青龍集團(tuán),秘書辦公室。鄭錫亮看著剛才前臺遞過來的報告,他又打了幾個電話,然后趕緊拿著一沓資料,去了總裁辦公室。
“陸總,出事了。院里一個員工上夜班,把一份病例的名字打錯了。這名叫安寧的女孩子,她只是一點小毛病。但是員工不小心把她和另一個人的名字打反了。安寧在看到我們院里的檢查報告后,以為自己這一生算是結(jié)束了。就去心相印公司申請了一個婚慶業(yè)務(wù),可是跟她結(jié)婚的對象是……”
鄭錫亮的欲言又止,讓陸敬軒馬上猜到了。“慕寒嗎?”
“嗯。”鄭錫亮低頭匯報道。
陸敬軒一愣,就慕寒那個小身板,小個頭,風(fēng)一刮都能吹倒,還去扮演男人?
陸敬軒面色有些嚴(yán)肅,從座位上起身,吩咐鄭錫亮道:“你負(fù)責(zé)處理這件事情,這份報告我先帶走,去一趟教堂。”
“好的!”鄭錫亮應(yīng)道。隨后兩個人分道揚鑣,鄭錫亮趕緊去處理事情。陸敬軒則是開車一路狂飚,來到了教堂。
他推開門進(jìn)教堂的時候,教堂很冷清。
安寧不是青市的人,是從遙遠(yuǎn)的大西北過來求學(xué)的,畢業(yè)后就留在了青島。她在這邊沒有親人,而根據(jù)醫(yī)生的判斷,她已經(jīng)時日無多,所以她直接決定完成心愿,就坐吃等死好了。
陸敬軒一眼就看到站在最前面的慕寒,她換上了一身雪白的西裝,帶著一頂帽子,把頭發(fā)折了進(jìn)去。女裝的他確實是帥氣迷人,只不過因為熟知她的原因,感覺還真是挺娘炮的。
慕寒沒注意到身后的視線,她直直的看著安寧。她正在想事情,眼神里憂傷和幻想不停的變換著。
安寧穿著一件淺粉色的拖地婚紗,跟慕寒并排著站在一起。
慕寒覺得這個女人很勇敢,至少她敢獨自一人穿著漂亮的婚紗,大聲地告訴自己要做最幸福的女人。

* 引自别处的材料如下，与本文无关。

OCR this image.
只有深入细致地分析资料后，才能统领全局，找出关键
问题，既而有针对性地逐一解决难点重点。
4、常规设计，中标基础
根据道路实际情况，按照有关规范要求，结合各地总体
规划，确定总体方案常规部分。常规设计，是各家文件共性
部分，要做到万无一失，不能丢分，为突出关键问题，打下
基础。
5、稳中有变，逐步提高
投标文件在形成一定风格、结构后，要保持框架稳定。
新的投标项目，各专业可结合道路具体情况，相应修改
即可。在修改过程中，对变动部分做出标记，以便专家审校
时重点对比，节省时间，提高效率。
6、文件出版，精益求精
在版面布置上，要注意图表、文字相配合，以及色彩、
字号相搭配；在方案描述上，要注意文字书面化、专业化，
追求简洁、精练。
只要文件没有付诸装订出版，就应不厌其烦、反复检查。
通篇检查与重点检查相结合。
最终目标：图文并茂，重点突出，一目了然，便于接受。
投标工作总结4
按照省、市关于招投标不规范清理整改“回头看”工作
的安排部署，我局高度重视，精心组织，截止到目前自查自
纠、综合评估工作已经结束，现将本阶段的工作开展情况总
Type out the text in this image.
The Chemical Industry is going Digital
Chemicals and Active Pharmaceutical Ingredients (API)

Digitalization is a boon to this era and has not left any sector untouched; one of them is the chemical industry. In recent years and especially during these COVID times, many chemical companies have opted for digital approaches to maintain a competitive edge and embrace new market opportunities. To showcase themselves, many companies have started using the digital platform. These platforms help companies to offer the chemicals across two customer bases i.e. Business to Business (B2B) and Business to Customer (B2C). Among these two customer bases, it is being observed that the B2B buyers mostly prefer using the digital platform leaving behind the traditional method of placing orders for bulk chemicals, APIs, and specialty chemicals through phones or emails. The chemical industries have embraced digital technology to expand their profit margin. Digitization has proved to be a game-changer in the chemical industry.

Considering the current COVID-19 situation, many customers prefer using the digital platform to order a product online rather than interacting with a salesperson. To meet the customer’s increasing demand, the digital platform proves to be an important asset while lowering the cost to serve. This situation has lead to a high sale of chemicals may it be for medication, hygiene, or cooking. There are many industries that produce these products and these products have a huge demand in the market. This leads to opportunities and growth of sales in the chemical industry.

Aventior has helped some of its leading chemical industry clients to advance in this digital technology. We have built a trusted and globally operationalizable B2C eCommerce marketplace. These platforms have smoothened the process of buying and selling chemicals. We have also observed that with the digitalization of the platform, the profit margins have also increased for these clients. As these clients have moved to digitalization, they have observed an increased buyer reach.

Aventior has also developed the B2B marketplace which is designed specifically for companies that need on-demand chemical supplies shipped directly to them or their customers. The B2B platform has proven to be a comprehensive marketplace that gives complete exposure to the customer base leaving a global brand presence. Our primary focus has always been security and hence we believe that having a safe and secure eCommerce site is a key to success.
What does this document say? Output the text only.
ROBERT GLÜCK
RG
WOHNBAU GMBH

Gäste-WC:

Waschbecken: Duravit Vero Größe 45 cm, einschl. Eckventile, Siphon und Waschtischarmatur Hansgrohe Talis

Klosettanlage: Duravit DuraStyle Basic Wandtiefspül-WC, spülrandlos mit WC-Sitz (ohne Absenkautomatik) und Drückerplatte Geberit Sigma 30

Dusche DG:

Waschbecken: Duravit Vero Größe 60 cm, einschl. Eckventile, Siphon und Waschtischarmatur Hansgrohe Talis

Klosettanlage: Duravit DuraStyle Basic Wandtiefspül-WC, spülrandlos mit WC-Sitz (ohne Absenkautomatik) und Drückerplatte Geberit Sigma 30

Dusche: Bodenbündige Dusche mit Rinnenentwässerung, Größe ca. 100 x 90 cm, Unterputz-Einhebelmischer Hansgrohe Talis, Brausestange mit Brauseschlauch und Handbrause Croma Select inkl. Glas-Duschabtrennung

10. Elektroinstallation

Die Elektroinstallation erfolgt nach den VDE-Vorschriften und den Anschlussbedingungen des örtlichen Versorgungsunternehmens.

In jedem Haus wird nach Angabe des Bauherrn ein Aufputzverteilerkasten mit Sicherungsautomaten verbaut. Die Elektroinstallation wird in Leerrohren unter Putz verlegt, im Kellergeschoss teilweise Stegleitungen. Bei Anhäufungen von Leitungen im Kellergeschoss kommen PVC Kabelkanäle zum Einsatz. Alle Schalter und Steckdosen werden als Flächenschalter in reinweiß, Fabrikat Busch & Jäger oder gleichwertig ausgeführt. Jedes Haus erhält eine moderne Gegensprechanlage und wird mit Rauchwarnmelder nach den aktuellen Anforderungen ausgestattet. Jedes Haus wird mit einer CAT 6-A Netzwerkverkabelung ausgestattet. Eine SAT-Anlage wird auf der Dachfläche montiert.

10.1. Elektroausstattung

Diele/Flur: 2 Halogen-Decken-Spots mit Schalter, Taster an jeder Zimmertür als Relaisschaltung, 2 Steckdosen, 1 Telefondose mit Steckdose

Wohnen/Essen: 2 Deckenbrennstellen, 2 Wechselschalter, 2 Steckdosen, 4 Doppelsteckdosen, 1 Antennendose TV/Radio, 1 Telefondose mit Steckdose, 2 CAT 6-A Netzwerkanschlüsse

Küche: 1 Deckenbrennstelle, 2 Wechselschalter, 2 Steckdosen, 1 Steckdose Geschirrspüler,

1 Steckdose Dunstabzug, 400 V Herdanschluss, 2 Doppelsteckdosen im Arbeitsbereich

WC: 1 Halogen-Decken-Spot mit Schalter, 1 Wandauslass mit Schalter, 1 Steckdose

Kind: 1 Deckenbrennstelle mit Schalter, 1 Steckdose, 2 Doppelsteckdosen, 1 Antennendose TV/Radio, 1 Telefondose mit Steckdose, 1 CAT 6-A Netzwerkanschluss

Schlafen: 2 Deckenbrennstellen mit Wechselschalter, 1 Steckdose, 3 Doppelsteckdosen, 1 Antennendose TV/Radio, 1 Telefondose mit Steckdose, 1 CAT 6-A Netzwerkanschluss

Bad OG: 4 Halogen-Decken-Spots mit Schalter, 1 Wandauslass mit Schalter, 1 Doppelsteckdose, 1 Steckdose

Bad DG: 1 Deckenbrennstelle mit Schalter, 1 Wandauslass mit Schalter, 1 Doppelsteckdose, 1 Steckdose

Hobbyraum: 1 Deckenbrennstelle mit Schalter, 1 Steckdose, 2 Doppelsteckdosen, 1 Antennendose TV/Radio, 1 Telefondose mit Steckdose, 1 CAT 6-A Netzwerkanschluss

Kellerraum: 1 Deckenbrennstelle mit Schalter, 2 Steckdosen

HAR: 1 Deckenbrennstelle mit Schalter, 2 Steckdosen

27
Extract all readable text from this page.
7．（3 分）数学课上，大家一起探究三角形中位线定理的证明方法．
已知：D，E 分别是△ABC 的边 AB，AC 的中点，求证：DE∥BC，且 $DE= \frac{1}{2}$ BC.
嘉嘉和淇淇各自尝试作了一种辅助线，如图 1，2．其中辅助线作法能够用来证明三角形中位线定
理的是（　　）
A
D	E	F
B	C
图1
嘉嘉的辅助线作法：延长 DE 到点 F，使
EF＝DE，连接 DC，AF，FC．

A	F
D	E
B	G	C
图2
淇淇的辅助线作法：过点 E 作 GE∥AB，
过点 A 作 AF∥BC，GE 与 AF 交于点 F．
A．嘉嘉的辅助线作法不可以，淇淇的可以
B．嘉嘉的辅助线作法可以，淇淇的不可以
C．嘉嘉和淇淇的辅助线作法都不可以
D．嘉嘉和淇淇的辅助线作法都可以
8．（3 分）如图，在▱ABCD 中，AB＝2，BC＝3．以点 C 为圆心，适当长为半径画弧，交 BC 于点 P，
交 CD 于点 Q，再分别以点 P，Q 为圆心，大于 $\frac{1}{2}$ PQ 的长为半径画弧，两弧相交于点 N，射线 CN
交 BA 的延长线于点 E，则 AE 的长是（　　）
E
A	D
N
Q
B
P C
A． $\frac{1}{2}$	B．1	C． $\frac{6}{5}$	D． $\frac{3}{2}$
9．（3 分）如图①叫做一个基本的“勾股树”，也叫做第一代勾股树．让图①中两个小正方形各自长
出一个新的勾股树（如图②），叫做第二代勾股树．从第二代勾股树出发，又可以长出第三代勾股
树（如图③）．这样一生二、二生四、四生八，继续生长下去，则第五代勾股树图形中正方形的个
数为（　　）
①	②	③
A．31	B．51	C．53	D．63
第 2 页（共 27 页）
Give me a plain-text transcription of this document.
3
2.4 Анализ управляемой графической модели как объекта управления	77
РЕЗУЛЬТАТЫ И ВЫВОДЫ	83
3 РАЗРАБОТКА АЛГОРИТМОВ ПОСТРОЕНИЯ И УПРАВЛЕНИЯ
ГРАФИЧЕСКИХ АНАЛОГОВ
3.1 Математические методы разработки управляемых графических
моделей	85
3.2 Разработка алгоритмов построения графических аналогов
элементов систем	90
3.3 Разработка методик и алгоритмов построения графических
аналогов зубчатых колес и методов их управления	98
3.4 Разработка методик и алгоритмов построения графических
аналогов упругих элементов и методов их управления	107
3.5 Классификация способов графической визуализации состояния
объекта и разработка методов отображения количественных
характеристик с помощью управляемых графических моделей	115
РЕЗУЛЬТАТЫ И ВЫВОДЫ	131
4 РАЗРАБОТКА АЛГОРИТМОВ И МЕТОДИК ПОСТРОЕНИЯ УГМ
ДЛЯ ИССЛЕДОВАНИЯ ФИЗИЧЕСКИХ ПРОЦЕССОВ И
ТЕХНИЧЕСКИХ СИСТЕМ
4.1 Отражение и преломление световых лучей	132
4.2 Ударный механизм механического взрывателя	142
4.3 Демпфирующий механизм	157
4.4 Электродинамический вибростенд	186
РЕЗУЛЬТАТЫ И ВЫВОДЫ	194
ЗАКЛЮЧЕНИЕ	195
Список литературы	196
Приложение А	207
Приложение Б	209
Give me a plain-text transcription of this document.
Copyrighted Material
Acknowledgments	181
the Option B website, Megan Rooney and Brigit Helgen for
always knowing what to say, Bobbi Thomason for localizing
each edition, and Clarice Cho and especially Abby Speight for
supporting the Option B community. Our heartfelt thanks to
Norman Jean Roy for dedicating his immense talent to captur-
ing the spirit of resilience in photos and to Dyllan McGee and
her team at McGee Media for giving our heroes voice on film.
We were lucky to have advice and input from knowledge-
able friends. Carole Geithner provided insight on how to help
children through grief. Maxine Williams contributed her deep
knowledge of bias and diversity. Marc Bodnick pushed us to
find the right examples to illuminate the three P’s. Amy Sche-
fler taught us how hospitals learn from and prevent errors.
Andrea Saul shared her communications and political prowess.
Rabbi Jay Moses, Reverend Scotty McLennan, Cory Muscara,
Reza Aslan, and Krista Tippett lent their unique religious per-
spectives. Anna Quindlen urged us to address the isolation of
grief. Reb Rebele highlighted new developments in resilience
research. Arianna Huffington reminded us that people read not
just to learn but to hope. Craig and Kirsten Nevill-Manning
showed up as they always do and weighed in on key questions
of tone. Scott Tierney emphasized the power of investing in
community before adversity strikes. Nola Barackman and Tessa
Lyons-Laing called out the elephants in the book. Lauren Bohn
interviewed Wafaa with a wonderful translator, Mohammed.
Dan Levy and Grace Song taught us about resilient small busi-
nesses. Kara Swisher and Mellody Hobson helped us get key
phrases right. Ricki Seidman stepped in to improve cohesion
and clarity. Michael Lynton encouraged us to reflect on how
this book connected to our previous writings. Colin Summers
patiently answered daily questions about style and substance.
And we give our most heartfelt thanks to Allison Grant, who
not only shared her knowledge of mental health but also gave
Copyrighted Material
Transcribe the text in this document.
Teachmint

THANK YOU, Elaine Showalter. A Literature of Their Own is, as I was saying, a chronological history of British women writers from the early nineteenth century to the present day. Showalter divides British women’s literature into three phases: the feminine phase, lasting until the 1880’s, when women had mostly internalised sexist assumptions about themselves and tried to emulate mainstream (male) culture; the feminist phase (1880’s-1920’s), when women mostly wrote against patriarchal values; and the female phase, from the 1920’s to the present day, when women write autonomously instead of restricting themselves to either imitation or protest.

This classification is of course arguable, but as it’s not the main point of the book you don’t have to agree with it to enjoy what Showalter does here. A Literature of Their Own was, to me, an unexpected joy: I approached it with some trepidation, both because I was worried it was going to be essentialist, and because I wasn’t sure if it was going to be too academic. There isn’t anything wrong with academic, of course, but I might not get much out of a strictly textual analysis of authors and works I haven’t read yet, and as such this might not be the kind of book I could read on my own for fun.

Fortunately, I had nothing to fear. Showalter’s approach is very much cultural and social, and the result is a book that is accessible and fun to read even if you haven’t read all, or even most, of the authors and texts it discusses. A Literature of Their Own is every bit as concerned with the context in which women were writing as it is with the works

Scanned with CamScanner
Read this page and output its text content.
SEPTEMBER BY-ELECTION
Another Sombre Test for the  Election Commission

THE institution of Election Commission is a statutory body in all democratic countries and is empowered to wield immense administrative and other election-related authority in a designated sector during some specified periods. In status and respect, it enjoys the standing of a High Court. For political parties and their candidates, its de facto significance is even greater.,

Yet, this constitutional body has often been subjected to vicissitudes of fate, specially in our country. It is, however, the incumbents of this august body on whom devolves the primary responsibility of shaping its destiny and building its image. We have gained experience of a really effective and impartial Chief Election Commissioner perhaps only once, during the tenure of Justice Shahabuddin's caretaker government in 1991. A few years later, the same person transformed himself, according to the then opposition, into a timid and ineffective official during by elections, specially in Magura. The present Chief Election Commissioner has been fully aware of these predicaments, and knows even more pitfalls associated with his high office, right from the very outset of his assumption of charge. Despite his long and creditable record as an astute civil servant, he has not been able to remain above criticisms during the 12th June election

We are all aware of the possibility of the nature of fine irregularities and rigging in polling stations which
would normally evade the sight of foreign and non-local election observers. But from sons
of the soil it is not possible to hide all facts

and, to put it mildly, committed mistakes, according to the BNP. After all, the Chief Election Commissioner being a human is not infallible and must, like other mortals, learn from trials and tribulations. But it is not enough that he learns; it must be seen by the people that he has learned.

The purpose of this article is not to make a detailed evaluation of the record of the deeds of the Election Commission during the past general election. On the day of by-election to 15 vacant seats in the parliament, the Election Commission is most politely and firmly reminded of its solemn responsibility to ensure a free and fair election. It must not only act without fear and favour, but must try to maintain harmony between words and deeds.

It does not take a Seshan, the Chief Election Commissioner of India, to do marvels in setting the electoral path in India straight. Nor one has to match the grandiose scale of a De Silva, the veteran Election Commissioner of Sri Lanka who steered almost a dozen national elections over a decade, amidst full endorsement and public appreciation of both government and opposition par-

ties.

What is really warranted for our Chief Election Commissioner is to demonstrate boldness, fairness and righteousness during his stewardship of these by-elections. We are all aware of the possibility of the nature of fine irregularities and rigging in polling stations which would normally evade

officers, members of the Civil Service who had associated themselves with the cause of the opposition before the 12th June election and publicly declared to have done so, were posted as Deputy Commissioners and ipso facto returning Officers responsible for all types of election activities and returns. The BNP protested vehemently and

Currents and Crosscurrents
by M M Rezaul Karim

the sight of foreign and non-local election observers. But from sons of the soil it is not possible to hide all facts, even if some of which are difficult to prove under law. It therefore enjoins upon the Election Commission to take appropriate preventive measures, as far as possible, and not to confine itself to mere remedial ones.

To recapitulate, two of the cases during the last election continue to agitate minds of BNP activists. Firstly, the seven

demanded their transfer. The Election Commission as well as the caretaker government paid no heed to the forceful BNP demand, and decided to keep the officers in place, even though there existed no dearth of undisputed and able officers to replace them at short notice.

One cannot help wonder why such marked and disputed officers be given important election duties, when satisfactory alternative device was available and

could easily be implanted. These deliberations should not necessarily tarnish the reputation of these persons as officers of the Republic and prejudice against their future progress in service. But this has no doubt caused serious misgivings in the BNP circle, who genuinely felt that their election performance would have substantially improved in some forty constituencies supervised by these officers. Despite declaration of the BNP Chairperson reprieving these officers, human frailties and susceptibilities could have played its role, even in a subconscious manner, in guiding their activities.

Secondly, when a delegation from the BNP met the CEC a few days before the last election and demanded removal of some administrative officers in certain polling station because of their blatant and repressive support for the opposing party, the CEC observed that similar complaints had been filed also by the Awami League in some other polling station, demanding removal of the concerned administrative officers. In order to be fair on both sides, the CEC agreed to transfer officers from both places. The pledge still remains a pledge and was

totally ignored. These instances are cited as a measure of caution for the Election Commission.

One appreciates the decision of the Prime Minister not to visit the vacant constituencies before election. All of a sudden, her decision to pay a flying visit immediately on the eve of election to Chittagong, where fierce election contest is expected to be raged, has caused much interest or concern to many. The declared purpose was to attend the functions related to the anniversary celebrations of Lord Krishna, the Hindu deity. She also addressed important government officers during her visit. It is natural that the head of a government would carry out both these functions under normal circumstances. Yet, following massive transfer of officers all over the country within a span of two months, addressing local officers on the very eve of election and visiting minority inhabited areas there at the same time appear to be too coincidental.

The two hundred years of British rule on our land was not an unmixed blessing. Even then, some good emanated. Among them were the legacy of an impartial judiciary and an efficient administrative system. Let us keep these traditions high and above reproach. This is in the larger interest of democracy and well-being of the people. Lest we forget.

而她自己,不敢,不奢想,只怕希望太大,失望會承受不了。
牧師一如既往的進(jìn)行宣誓詞,看著面前安靜的兩人,道:“這位女士,你愿意嫁給慕寒先生,一生一世的愛護(hù)他,尊敬他,照顧他,陪他風(fēng)雨同舟,度過這一生嗎?”
安寧溫柔的看著慕寒,眼神里閃爍著淚花。這是一個很美麗的夢,是她這一輩子最美麗的夢想,就要實現(xiàn)了。
“是的,我……”安寧剛要說愿意,突然間身后冒出來一聲大吼打斷了她的思緒。
“不愿意!”
慕寒聽著熟悉的聲音,趕忙轉(zhuǎn)身,就看到了身后的陸敬軒。怎么回事,他怎么找到這里來了?
不過熟知陸敬軒性格的她,趕緊上前勸解道:“陸總,這只是一個形式,幫助她實現(xiàn)最后一個夢想。可以嗎?”
兩個人是法律意義上的夫妻,可是作為他的妻子,自己今天卻要在教堂跟另一個女人結(jié)婚,簡直是有些匪夷所思。
“不可以!”陸敬軒不悅的拒絕道。
慕寒心想麻煩了,陸敬軒的性格,一想是說一不二的。
她現(xiàn)在雖然是男人的裝扮,可是還是他的妻子,他說什么,自己就要是什么。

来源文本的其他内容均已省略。